Intelligence

Closing The Door On Homeownership

Closing The Door On Homeownership

It’s no secret that the “American Dream” has long been associated with homeownership–but that dream seems to be changing. Homeownership among Americans is the lowest it has been in nearly three decades, according to The Wall Street Journal. Young professionals who entered the job market after the recession had little leverage and remain skeptical about investing in real estate, given that subprime mortgage loans were instrumental to a global crisis.

Those that have expressed interest are hesitant to pull the trigger due to the fact that home prices are rising sharply in many various cities. As a result, more adults in their 20s and 30s are living with their parents, and putting off owning a home.

Growing Credit Through Alternative Methods

Grow Credit, an LA-based fintech, wants those who don’t traditionally qualify for credit cards or loans to build credit through their Netflix dues, Spotify payments, and other online subscriptions, according to TechCrunch. The company is the brainchild of Joe Bayen and has brought on experienced executives such as Nick Roberts, former CMO of the investment app Acorns. Grow Credit is also in discussions with various banks to provide a secure line of credit.

Facebook Watch slowly luring in advertisers

Youtube has graduated from its days of prank videos and online spoofs. It is one of the most widely-used platforms in the world for content creators of all kinds, but Facebook Watch is giving the platform a run for its money, according to the Wall Street Journal. While Facebook Watch might not have the same numbers in terms of an audience, the company has been able to establish revenue due to high-production shows such as “Red Table Talk” and MTV’s “Real World” reboot.
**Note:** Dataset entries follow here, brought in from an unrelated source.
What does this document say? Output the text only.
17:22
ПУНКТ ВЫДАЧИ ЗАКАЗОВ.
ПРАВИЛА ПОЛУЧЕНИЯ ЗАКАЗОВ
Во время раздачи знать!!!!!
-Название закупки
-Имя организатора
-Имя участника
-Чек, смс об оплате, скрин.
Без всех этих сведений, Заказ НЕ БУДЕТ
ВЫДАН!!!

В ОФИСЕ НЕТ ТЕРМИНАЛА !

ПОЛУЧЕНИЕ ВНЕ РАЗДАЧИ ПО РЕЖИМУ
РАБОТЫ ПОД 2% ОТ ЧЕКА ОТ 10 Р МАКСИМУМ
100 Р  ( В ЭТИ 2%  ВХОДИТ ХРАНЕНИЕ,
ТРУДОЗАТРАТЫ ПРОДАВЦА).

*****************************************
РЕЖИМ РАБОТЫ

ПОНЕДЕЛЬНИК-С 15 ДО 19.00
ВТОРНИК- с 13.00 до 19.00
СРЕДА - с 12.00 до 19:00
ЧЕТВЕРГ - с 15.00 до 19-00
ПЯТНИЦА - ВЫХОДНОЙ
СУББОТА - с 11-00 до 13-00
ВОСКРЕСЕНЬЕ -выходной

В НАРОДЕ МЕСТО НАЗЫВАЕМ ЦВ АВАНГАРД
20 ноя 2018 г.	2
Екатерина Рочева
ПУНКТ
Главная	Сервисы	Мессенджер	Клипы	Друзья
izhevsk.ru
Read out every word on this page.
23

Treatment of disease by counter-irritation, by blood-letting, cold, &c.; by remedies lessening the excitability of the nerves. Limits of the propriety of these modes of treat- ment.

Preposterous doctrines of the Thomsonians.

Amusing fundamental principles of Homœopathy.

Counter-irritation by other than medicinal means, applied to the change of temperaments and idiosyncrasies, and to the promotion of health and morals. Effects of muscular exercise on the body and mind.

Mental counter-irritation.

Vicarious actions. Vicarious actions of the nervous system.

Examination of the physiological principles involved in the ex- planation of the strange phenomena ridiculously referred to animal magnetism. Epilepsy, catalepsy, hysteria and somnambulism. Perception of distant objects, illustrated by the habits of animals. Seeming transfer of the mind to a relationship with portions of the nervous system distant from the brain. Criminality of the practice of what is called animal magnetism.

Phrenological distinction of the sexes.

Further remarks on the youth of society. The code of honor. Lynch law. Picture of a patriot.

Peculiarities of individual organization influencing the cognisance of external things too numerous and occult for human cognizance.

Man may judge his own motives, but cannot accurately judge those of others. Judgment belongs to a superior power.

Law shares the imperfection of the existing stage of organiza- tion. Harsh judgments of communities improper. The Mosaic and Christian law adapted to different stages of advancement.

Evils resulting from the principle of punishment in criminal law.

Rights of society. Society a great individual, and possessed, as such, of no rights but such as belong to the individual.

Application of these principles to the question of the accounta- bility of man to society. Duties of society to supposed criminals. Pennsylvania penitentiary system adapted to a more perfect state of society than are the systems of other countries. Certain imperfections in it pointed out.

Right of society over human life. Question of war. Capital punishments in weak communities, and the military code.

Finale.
Regulators want more clarity with Betterment

Betterment, the online digital wealth startup, launched online checking and savings accounts last week. It appears as though the company is now facing questions from regulators about the accounts themselves, as the product is quite “bank-like” but many lawmakers and agencies are unsure about how to currently handle fintech regulation, writes CNBC.

Betterment had also been in contact with both the Securities Exchange Commission (SEC) and the Financial Industry Regulatory Authority (FINRA) for weeks before the products were launched.